De primeros amores y un hambre voraz - Semanario Brecha
libro. Delicada novela bibliófila

De primeros amores y un hambre voraz

Mis días en la librería Morisaki, de Satoshi Yagisawa. Ediciones Urano, Madrid, 2023. 158 págs.

Hay primeros amores que jamás se olvidan: la primera canción que nos conmueve, la película que volvíamos a ver una y otra vez en las funciones trasnoche y aquel libro robado de alguna biblioteca familiar que nos hizo sentir todo el peso de la belleza literaria. Sucede a veces que el flechazo es instantáneo, otras es un proceso tan paulatino como el de un niño aprendiendo a andar en bicicleta, pero siempre es un amor irremediable que nos acompañará durante toda la vida.
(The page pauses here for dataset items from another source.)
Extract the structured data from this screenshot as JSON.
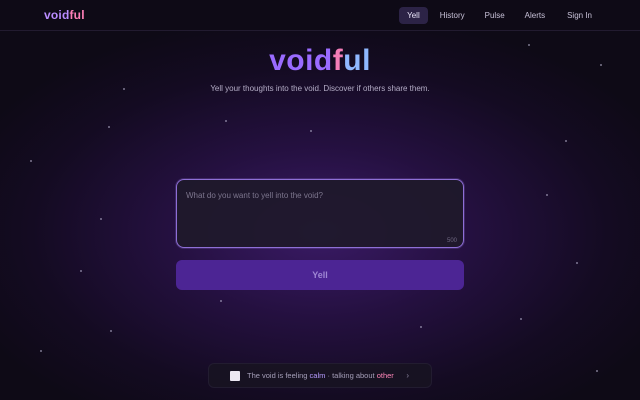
{
  "nav": {
    "logo_part1": "void",
    "logo_part2": "ful",
    "links": [
      "Yell",
      "History",
      "Pulse",
      "Alerts",
      "Sign In"
    ],
    "active": "Yell"
  },
  "hero": {
    "title_part1": "void",
    "title_part2": "f",
    "title_part3": "ul",
    "subtitle": "Yell your thoughts into the void. Discover if others share them."
  },
  "yell": {
    "placeholder": "What do you want to yell into the void?",
    "value": "",
    "char_limit": "500",
    "button_label": "Yell"
  },
  "mood": {
    "prefix": "The void is feeling",
    "mood_word": "calm",
    "middle": "· talking about",
    "topic": "other",
    "chevron": "›"
  },
  "colors": {
    "accent": "#9a6bff",
    "pink": "#f47db8",
    "button": "#4c2594"
  }
}
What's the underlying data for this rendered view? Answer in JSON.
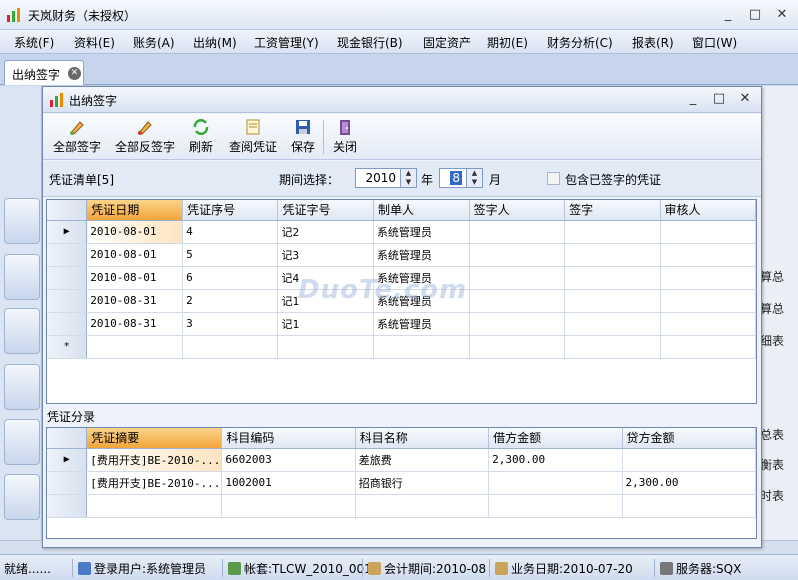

He ahí la fuerza y el interés de estos primeros encuentros.

El escritor japonés Satoshi Yagisawa en Mis días en la librería Morisaki relata el primer encuentro de una joven con los libros. Takako, quien ha perdido su empleo y sufre mal de amores, se ve en la necesidad de trabajar en la librería de su tío para poder tomarse un descanso y repensar su futuro. Sin ningún amor por la lectura hasta ese momento, la joven encuentra en esta nueva práctica el consuelo que necesitaba.

El sentimiento de soledad y aturdimiento de la protagonista que se prolongaba en largas horas de sueño se ve sustituido por un hambre voraz de literatura. Explorando distintas lecturas, es a través de este nuevo amor que ella forma y fortalece nuevos lazos de amistad, romance y familia. De alguna manera, en una sociedad de vínculos fugaces, es a través de la lectura que Takako se siente comprendida y aprende la importancia de comprender a quienes la rodean. Los clientes le van recomendado libros y los libros le van recomendando personas: de a poco, una comunidad de libreros y lectores va componiendo el relato, legándonos también sus lecturas favoritas. Así, esta novela también se constituye como un tejido de otras novelas que se pasean por sus páginas.

Ese afán de literatura también va acompañado de un desarrollo de personaje que nos deja entrever una –casi– coming-of-age tardía. Así, además, apreciamos de qué forma los libros que hemos leído, aun aquellos que consumimos de manera casi enfebrecida en nuestras noches de juventud, de alguna manera nos han constituido y determinado.

Más allá de los libros, también está la librería. Cualquiera que haya trabajado en una puede atestiguar que la ocupación de un librero está lejos de parecerse a la fantasía que nos dejó el personaje de Meg Ryan en Tienes un email. Y, sin embargo, hay en las librerías un ambiente acogedor que tiene un atractivo muy propicio para impulsar el comienzo de una historia. La ficción reclama el espacio físico de la realidad, haciendo que las fronteras entre estos dos mundos se vayan difuminando.

Jinbocho, un barrio de Tokio lleno de librerías, actúa de telón de fondo para la historia. De esta manera, la novela no es solo una carta de amor a los libros, sino también a esas pequeñas librerías de segunda mano que atesoran y resguardan un mundo en sí mismas, recordándonos su importancia a la hora de preservar y difundir autores que ya no son editados, funcionando así como guardianes de la historia literaria.

Con las minuciosas descripciones y el ambiente casi etéreo que suele acompañar a la literatura japonesa, quedamos envueltos en una experiencia estética que roza lo cinematográfico. Tiempo después de finalizar el libro, aún persistirá en el lector el olor a libros de segunda mano mezclado con café, acompañado del murmullo de sus calles. Al igual que sucede con las películas de Estudio Ghibli, Yagisawa genera imágenes sobrecogedoras que anhelan ser recordadas.

Un descanso puede durar diez minutos, un fin de semana o, en ocasiones, lo que dure una lectura. Mis días en la librería Morisaki es, sin duda, uno de esos libros que nos acompañan muy bien cuando –al igual que Takako– necesitamos hacer una pausa o volver al comienzo.